On the Up and Up

The wind chill makes this a better day for the ice and a less appealing day for us to be outside. Although not too cold at -32 C including the wind. For scale those are helicopters in the right hand corner of the image.

One of the challenges of arriving at Winfly is that the station is just getting ready for science.  Winfly is a series of five or six flights that come in during a weather window right before the last hurrah of winter.  One of the great challenges is that we arrive at the same time as everyone else and all the people that make our science possible are going through the same rigorous training schedule that we are, and in many cases learning new jobs.  At this extreme edge of the earth our research would not be possible without their support which means that things sometimes move a bit slower than hoped.  Today was a big turning point in this regard.  Not only did we fulfill most of our last training courses but we also got all of the gear we shipped down and many of the items on station that were sent on our behalf.  We’ve been waiting for this since we arrived and it means we can get setup to actually do science, thanks to the wonderful people here getting caught to up with their training and then making out science a priority.

The other challenge that we have is the sea ice.  The sea ice is a bit over 1m (3ft) thick and will be thickening for the next month to three.  With thickening we also get less movement of the sea ice and cracks in the sea ice are a major factor to track.  Because of this the sea ice is not yet ‘open.’

This is the transition. Both sea ice and fast ice look the same, especially in flat light days like today.

The main link between land and the ocean is called the transition.  It is the transition from the fast ice (the ice that is frozen to the land – i.e. made ‘fast’ to it in sailing vernacular) and the sea ice which floats on the ocean and moves up and down with swell and tidal action.  The tides here are small (a 0.5 m (1.5 ft) is a big tide here) and swell are rare but even this small constant moving means there is always a crack that could be an issue for those traveling over it.  Making this as safe as possible the transition is constantly reinforced and checked for this connection between sea and fast ice. We have hopes that it will be ready for our dive check out on Monday but it is warm today which is a bad thing.  It is a balmy -19 C with predicted -16 C as the high for the day. At the moment I want COLD weather for better (thicker, stronger) sea ice.  The wind is trying to help by bringing the wind chill down to -30 which is more in line with my hopes.

This experiment in the Florida Keys ran for three years before being destroyed by Hurricane Isaac last week. The ice here in Antarctica protects the water from the hurricane force winds that are relatively common so experiments that were put up in the 60s and 70s are still in place even though we get winds up and over 100mph.

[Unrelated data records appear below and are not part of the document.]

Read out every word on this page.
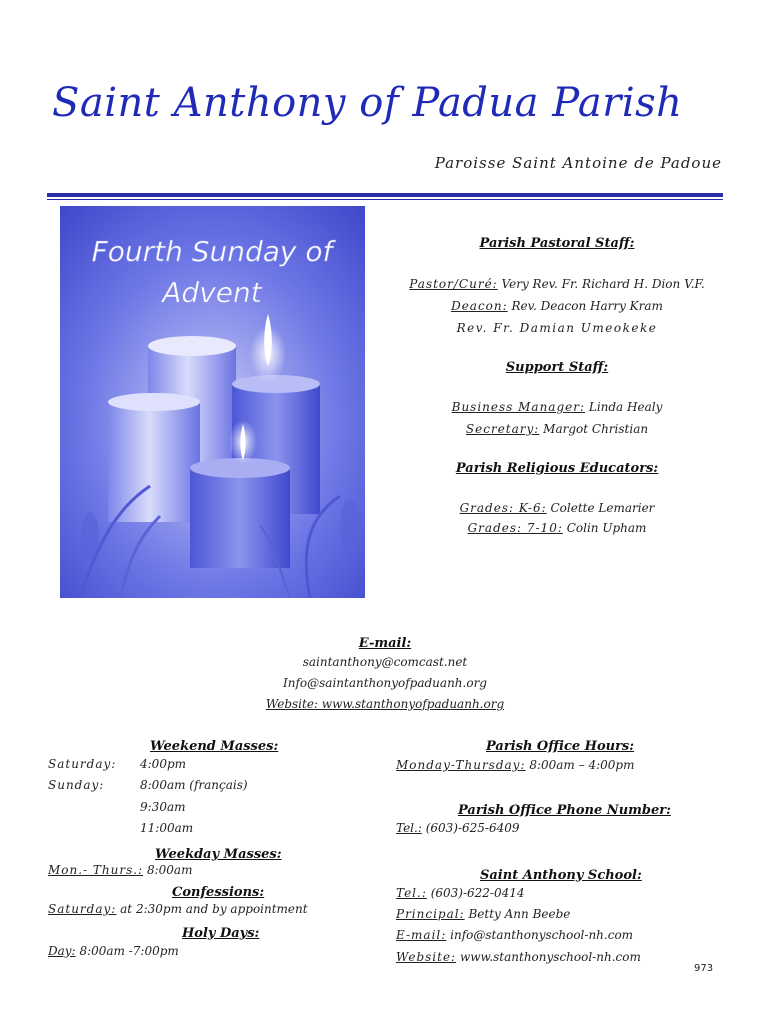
Saint Anthony of Padua Parish
Paroisse Saint Antoine de Padoue
Fourth Sunday of
Advent
Parish Pastoral Staff:
Pastor/Curé: Very Rev. Fr. Richard H. Dion V.F.
Deacon: Rev. Deacon Harry Kram
Rev. Fr. Damian Umeokeke
Support Staff:
Business Manager: Linda Healy
Secretary: Margot Christian
Parish Religious Educators:
Grades: K-6: Colette Lemarier
Grades: 7-10: Colin Upham
E-mail:
saintanthony@comcast.net
Info@saintanthonyofpaduanh.org
Website: www.stanthonyofpaduanh.org
Weekend Masses:
Saturday: 4:00pm
Sunday:	8:00am (français)
9:30am
11:00am
Weekday Masses:
Mon.- Thurs.: 8:00am
Confessions:
Saturday: at 2:30pm and by appointment
Holy Days:
Day: 8:00am -7:00pm
Parish Office Hours:
Monday-Thursday: 8:00am – 4:00pm
Parish Office Phone Number:
Tel.: (603)-625-6409
Saint Anthony School:
Tel.: (603)-622-0414
Principal: Betty Ann Beebe
E-mail: info@stanthonyschool-nh.com
Website: www.stanthonyschool-nh.com
973
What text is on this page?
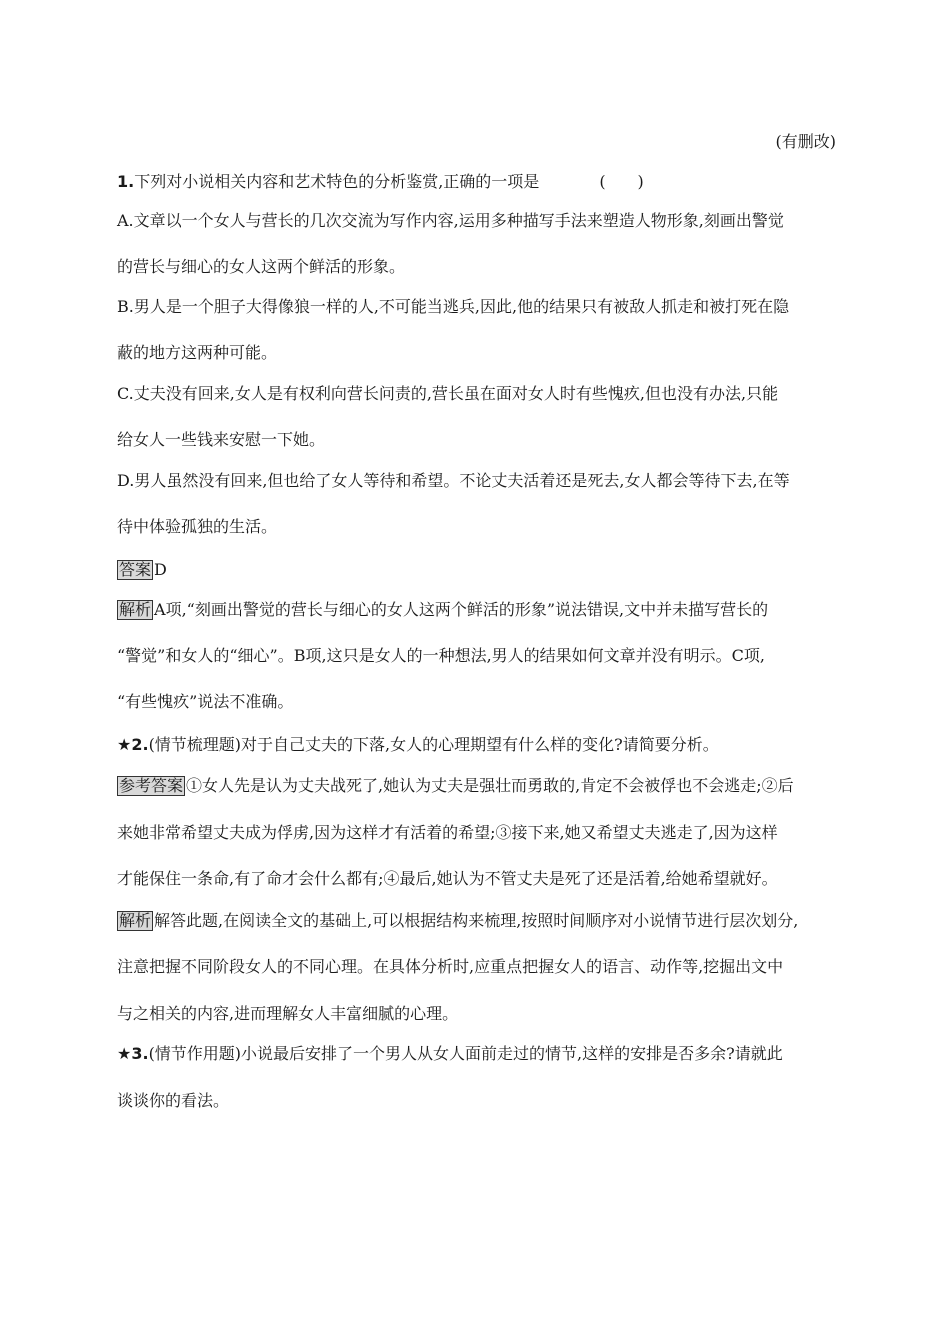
(有删改)
1.下列对小说相关内容和艺术特色的分析鉴赏,正确的一项是	(　　)
A.文章以一个女人与营长的几次交流为写作内容,运用多种描写手法来塑造人物形象,刻画出警觉
的营长与细心的女人这两个鲜活的形象。
B.男人是一个胆子大得像狼一样的人,不可能当逃兵,因此,他的结果只有被敌人抓走和被打死在隐
蔽的地方这两种可能。
C.丈夫没有回来,女人是有权利向营长问责的,营长虽在面对女人时有些愧疚,但也没有办法,只能
给女人一些钱来安慰一下她。
D.男人虽然没有回来,但也给了女人等待和希望。不论丈夫活着还是死去,女人都会等待下去,在等
待中体验孤独的生活。
答案 D
解析 A项,“刻画出警觉的营长与细心的女人这两个鲜活的形象”说法错误,文中并未描写营长的
“警觉”和女人的“细心”。B项,这只是女人的一种想法,男人的结果如何文章并没有明示。C项,
“有些愧疚”说法不准确。
★2.(情节梳理题)对于自己丈夫的下落,女人的心理期望有什么样的变化?请简要分析。
参考答案 ①女人先是认为丈夫战死了,她认为丈夫是强壮而勇敢的,肯定不会被俘也不会逃走;②后
来她非常希望丈夫成为俘虏,因为这样才有活着的希望;③接下来,她又希望丈夫逃走了,因为这样
才能保住一条命,有了命才会什么都有;④最后,她认为不管丈夫是死了还是活着,给她希望就好。
解析 解答此题,在阅读全文的基础上,可以根据结构来梳理,按照时间顺序对小说情节进行层次划分,
注意把握不同阶段女人的不同心理。在具体分析时,应重点把握女人的语言、动作等,挖掘出文中
与之相关的内容,进而理解女人丰富细腻的心理。
★3.(情节作用题)小说最后安排了一个男人从女人面前走过的情节,这样的安排是否多余?请就此
谈谈你的看法。
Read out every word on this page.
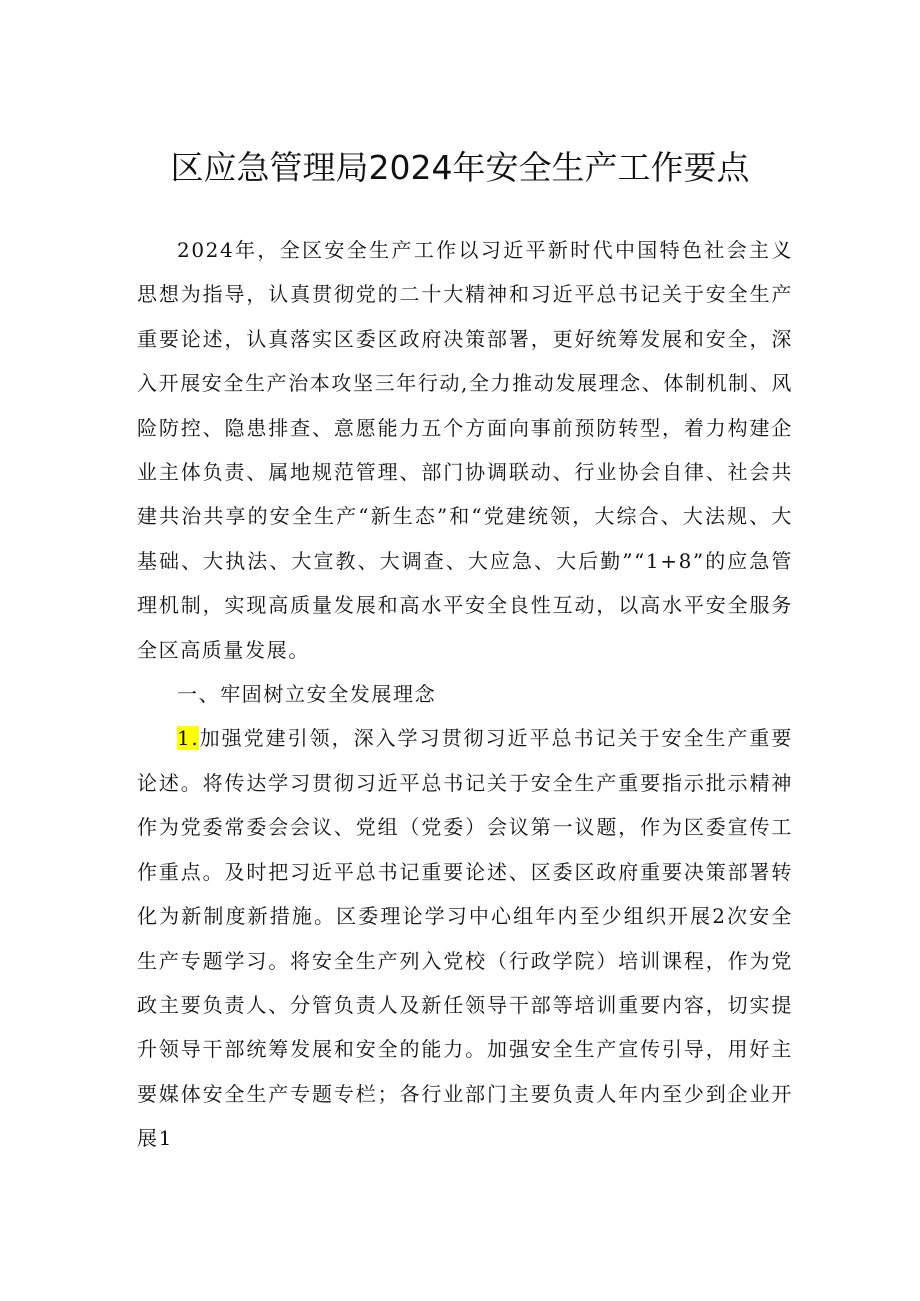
区应急管理局2024年安全生产工作要点

2024年，全区安全生产工作以习近平新时代中国特色社会主义思想为指导，认真贯彻党的二十大精神和习近平总书记关于安全生产重要论述，认真落实区委区政府决策部署，更好统筹发展和安全，深入开展安全生产治本攻坚三年行动,全力推动发展理念、体制机制、风险防控、隐患排查、意愿能力五个方面向事前预防转型，着力构建企业主体负责、属地规范管理、部门协调联动、行业协会自律、社会共建共治共享的安全生产“新生态”和“党建统领，大综合、大法规、大基础、大执法、大宣教、大调查、大应急、大后勤”“1+8”的应急管理机制，实现高质量发展和高水平安全良性互动，以高水平安全服务全区高质量发展。

一、牢固树立安全发展理念

1.加强党建引领，深入学习贯彻习近平总书记关于安全生产重要论述。将传达学习贯彻习近平总书记关于安全生产重要指示批示精神作为党委常委会会议、党组（党委）会议第一议题，作为区委宣传工作重点。及时把习近平总书记重要论述、区委区政府重要决策部署转化为新制度新措施。区委理论学习中心组年内至少组织开展2次安全生产专题学习。将安全生产列入党校（行政学院）培训课程，作为党政主要负责人、分管负责人及新任领导干部等培训重要内容，切实提升领导干部统筹发展和安全的能力。加强安全生产宣传引导，用好主要媒体安全生产专题专栏；各行业部门主要负责人年内至少到企业开展1
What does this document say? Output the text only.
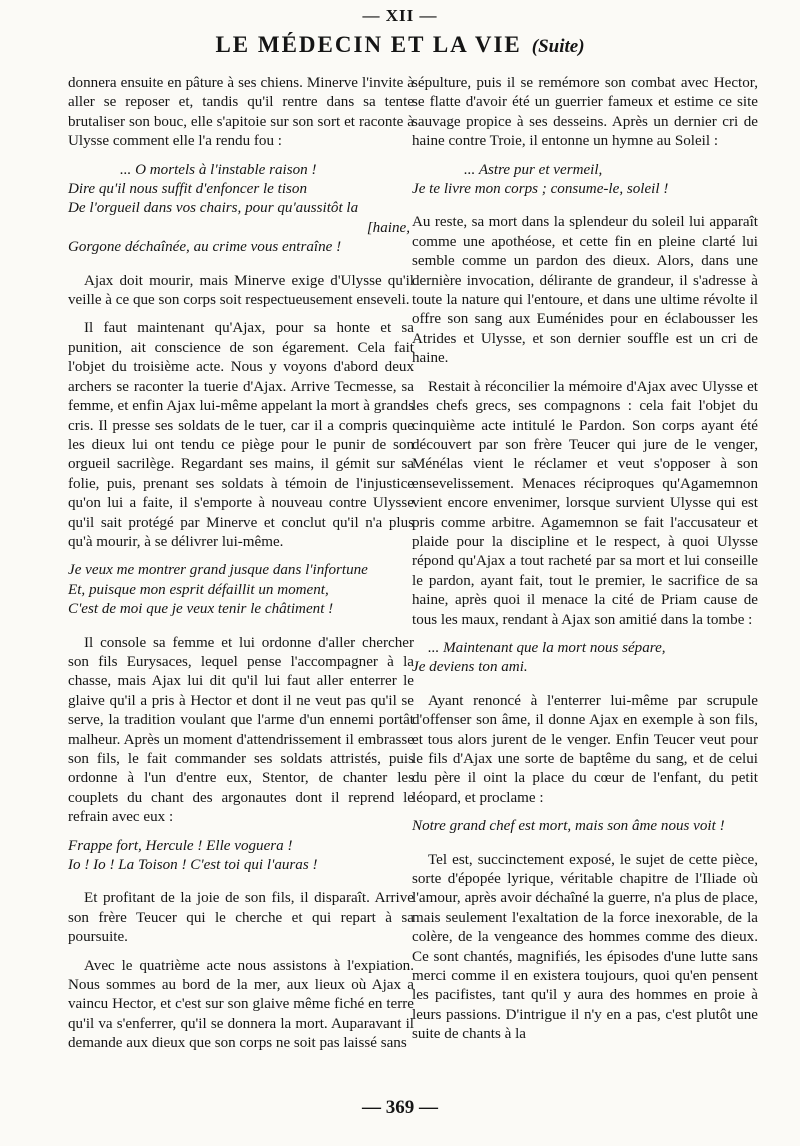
— XII —
LE MÉDECIN ET LA VIE (Suite)

donnera ensuite en pâture à ses chiens. Minerve l'invite à aller se reposer et, tandis qu'il rentre dans sa tente brutaliser son bouc, elle s'apitoie sur son sort et raconte à Ulysse comment elle l'a rendu fou :

... O mortels à l'instable raison !
Dire qu'il nous suffit d'enfoncer le tison
De l'orgueil dans vos chairs, pour qu'aussitôt la
[haine,
Gorgone déchaînée, au crime vous entraîne !

Ajax doit mourir, mais Minerve exige d'Ulysse qu'il veille à ce que son corps soit respectueusement enseveli.

Il faut maintenant qu'Ajax, pour sa honte et sa punition, ait conscience de son égarement. Cela fait l'objet du troisième acte. Nous y voyons d'abord deux archers se raconter la tuerie d'Ajax. Arrive Tecmesse, sa femme, et enfin Ajax lui-même appelant la mort à grands cris. Il presse ses soldats de le tuer, car il a compris que les dieux lui ont tendu ce piège pour le punir de son orgueil sacrilège. Regardant ses mains, il gémit sur sa folie, puis, prenant ses soldats à témoin de l'injustice qu'on lui a faite, il s'emporte à nouveau contre Ulysse qu'il sait protégé par Minerve et conclut qu'il n'a plus qu'à mourir, à se délivrer lui-même.

Je veux me montrer grand jusque dans l'infortune
Et, puisque mon esprit défaillit un moment,
C'est de moi que je veux tenir le châtiment !

Il console sa femme et lui ordonne d'aller chercher son fils Eurysaces, lequel pense l'accompagner à la chasse, mais Ajax lui dit qu'il lui faut aller enterrer le glaive qu'il a pris à Hector et dont il ne veut pas qu'il se serve, la tradition voulant que l'arme d'un ennemi portât malheur. Après un moment d'attendrissement il embrasse son fils, le fait commander ses soldats attristés, puis ordonne à l'un d'entre eux, Stentor, de chanter les couplets du chant des argonautes dont il reprend le refrain avec eux :

Frappe fort, Hercule ! Elle voguera !
Io ! Io ! La Toison ! C'est toi qui l'auras !

Et profitant de la joie de son fils, il disparaît. Arrive son frère Teucer qui le cherche et qui repart à sa poursuite.

Avec le quatrième acte nous assistons à l'expiation. Nous sommes au bord de la mer, aux lieux où Ajax a vaincu Hector, et c'est sur son glaive même fiché en terre qu'il va s'enferrer, qu'il se donnera la mort. Auparavant il demande aux dieux que son corps ne soit pas laissé sans

sépulture, puis il se remémore son combat avec Hector, se flatte d'avoir été un guerrier fameux et estime ce site sauvage propice à ses desseins. Après un dernier cri de haine contre Troie, il entonne un hymne au Soleil :

... Astre pur et vermeil,
Je te livre mon corps ; consume-le, soleil !

Au reste, sa mort dans la splendeur du soleil lui apparaît comme une apothéose, et cette fin en pleine clarté lui semble comme un pardon des dieux. Alors, dans une dernière invocation, délirante de grandeur, il s'adresse à toute la nature qui l'entoure, et dans une ultime révolte il offre son sang aux Euménides pour en éclabousser les Atrides et Ulysse, et son dernier souffle est un cri de haine.

Restait à réconcilier la mémoire d'Ajax avec Ulysse et les chefs grecs, ses compagnons : cela fait l'objet du cinquième acte intitulé le Pardon. Son corps ayant été découvert par son frère Teucer qui jure de le venger, Ménélas vient le réclamer et veut s'opposer à son ensevelissement. Menaces réciproques qu'Agamemnon vient encore envenimer, lorsque survient Ulysse qui est pris comme arbitre. Agamemnon se fait l'accusateur et plaide pour la discipline et le respect, à quoi Ulysse répond qu'Ajax a tout racheté par sa mort et lui conseille le pardon, ayant fait, tout le premier, le sacrifice de sa haine, après quoi il menace la cité de Priam cause de tous les maux, rendant à Ajax son amitié dans la tombe :

... Maintenant que la mort nous sépare,
Je deviens ton ami.

Ayant renoncé à l'enterrer lui-même par scrupule d'offenser son âme, il donne Ajax en exemple à son fils, et tous alors jurent de le venger. Enfin Teucer veut pour le fils d'Ajax une sorte de baptême du sang, et de celui du père il oint la place du cœur de l'enfant, du petit léopard, et proclame :

Notre grand chef est mort, mais son âme nous voit !

Tel est, succinctement exposé, le sujet de cette pièce, sorte d'épopée lyrique, véritable chapitre de l'Iliade où l'amour, après avoir déchaîné la guerre, n'a plus de place, mais seulement l'exaltation de la force inexorable, de la colère, de la vengeance des hommes comme des dieux. Ce sont chantés, magnifiés, les épisodes d'une lutte sans merci comme il en existera toujours, quoi qu'en pensent les pacifistes, tant qu'il y aura des hommes en proie à leurs passions. D'intrigue il n'y en a pas, c'est plutôt une suite de chants à la

— 369 —
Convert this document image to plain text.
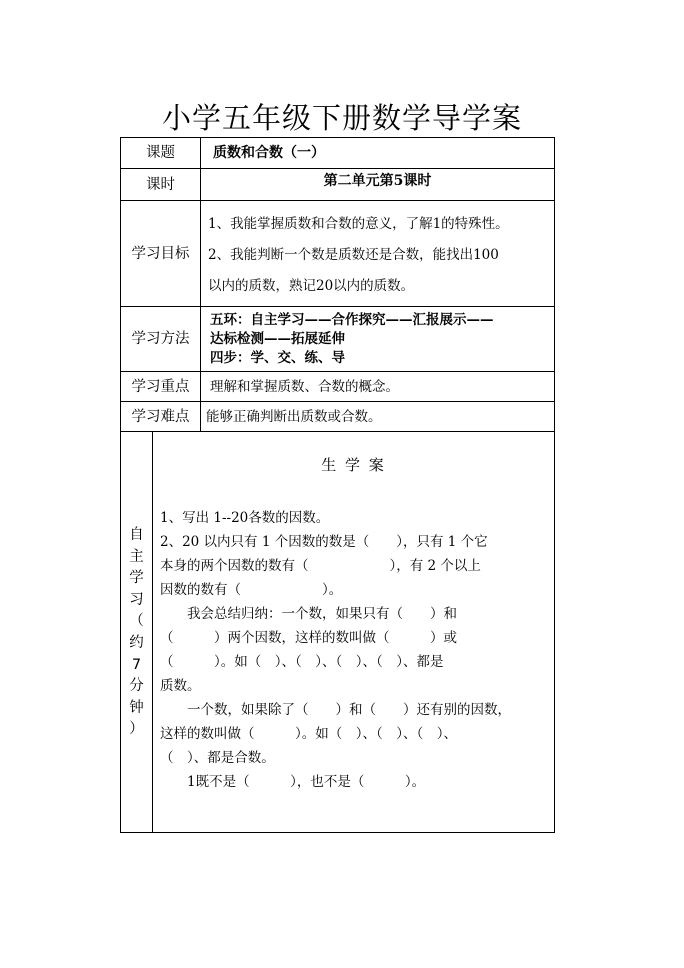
小学五年级下册数学导学案
课题
课时
学习目标
学习方法
学习重点
学习难点
质数和合数（一）
第二单元第5课时
1、我能掌握质数和合数的意义，了解1的特殊性。
2、我能判断一个数是质数还是合数，能找出100
以内的质数，熟记20以内的质数。
五环：自主学习——合作探究——汇报展示——
达标检测——拓展延伸
四步：学、交、练、导
理解和掌握质数、合数的概念。
能够正确判断出质数或合数。
自
主
学
习
（
约
7
分
钟
）
生 学 案
1、写出 1--20各数的因数。
2、20 以内只有 1 个因数的数是（　　），只有 1 个它
本身的两个因数的数有（　　　　　　），有 2 个以上
因数的数有（　　　　　　）。
　　我会总结归纳：一个数，如果只有（　　）和
（　　　）两个因数，这样的数叫做（　　　）或
（　　　）。如（　）、（　）、（　）、（　）、都是
质数。
　　一个数，如果除了（　　）和（　　）还有别的因数，
这样的数叫做（　　　）。如（　）、（　）、（　）、
（　）、都是合数。
　　1既不是（　　　），也不是（　　　）。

Better sea ice is imperative as one of our dive sites is in a place that can have cracks due to a shallow shoal that causes more cracks than other places.  However the largest crack (the ‘big john’ crack) is currently un-crossable is baring any research to the north and thankfully our research is south.  We monitor these cracks every day that we are on the ice and the vehicles that we use can comfortably cross a crack just over 2 ft but sea ice cracks are like many things in the Antarctic – there is the ability to do something safely or it is not done.  Constant Vigilance is the only correct approach.

The other news from the day is that we found out today that a project that both Rory and I helped with in the Florida Keys took the brunt of Hurricane Isaac.  This ended three years of manipulative research in one fatal (to the science) swing.  It was a great few years of research and somewhat fitting that as we sit in the coldest, windiest place on earth a storm destroys a wonderful tropic reef experiment.